Bibliographie: Mayas (2002), La vérité sous la terre : le génocide silencieux (2006), Hach Winik (2012), Alma (2012), L’autre guerre (2014). Tous ces livres, à part Mayas, sont disponibles au CDI, ainsi que Mexique, ouvrage collectif (2008).
Webdocumentaire: “Alma, une enfant de la violence“. http://alma.arte.tv/fr/
Témoignage exceptionnel d’Alma qui a appartenu pendant 5 ans à l’un des gangs les plus violents du Guatemala. Récompensé par 7 prix dont le Visa d’Or 2013 du Festival International de photojournalisme.

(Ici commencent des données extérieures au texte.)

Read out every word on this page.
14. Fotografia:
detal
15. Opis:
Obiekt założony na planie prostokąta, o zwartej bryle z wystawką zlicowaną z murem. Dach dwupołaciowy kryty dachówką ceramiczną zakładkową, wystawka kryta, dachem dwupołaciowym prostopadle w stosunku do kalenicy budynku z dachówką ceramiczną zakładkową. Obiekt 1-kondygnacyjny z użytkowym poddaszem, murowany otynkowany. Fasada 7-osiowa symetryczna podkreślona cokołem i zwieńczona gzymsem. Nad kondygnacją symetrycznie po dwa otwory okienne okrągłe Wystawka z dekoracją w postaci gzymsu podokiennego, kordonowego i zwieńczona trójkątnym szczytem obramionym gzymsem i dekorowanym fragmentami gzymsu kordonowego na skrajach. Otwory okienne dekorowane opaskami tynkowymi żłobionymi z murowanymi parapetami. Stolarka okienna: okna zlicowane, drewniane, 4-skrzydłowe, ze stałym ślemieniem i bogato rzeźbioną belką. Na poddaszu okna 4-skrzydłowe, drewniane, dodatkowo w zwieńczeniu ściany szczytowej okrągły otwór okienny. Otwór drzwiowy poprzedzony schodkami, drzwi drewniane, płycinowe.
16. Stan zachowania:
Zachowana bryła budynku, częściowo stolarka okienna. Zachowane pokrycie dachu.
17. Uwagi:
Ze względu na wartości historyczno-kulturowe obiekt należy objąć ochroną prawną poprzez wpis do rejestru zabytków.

Thèmes d’intervention: Depuis Charlie et les attentats du 13 novembre, la liberté d’expression a pris une dimension nouvelle. Cette liberté, que nous pensions acquise, a été mise à mal, et semble être remise en question par certains. Qu’est-ce donc que la liberté d’expression, terme aujourd’hui galvaudé ? (Et les jeunes, comment l’interprètent-ils ? ) Où commence-t-elle ? Où finit-elle ? Comment et sous quelle forme cette liberté d’expression s’articule-t-elle dans mon travail de photojournaliste ? Libérer ma parole m’a aussi permis de libérer celle des autres. Dans mes projets “La vérité sous la terre”, “L’autre guerre”, “Alma, une enfant de la violence” et “d’une rive à l’autre” (projet en cours de réalisation) cette liberté d’expression a été utilisée et développée
de différentes façons (photos, dessins, témoignages, écrits personnels, …). Mon intervention me permettra d’aborder cette thématique sous différents aspects et nous verrons comment et pourquoi il m’a semblé nécessaire de libérer la parole, celle des victimes tout comme celle de ceux qui voudraient faire taire cette “liberté d’expression”.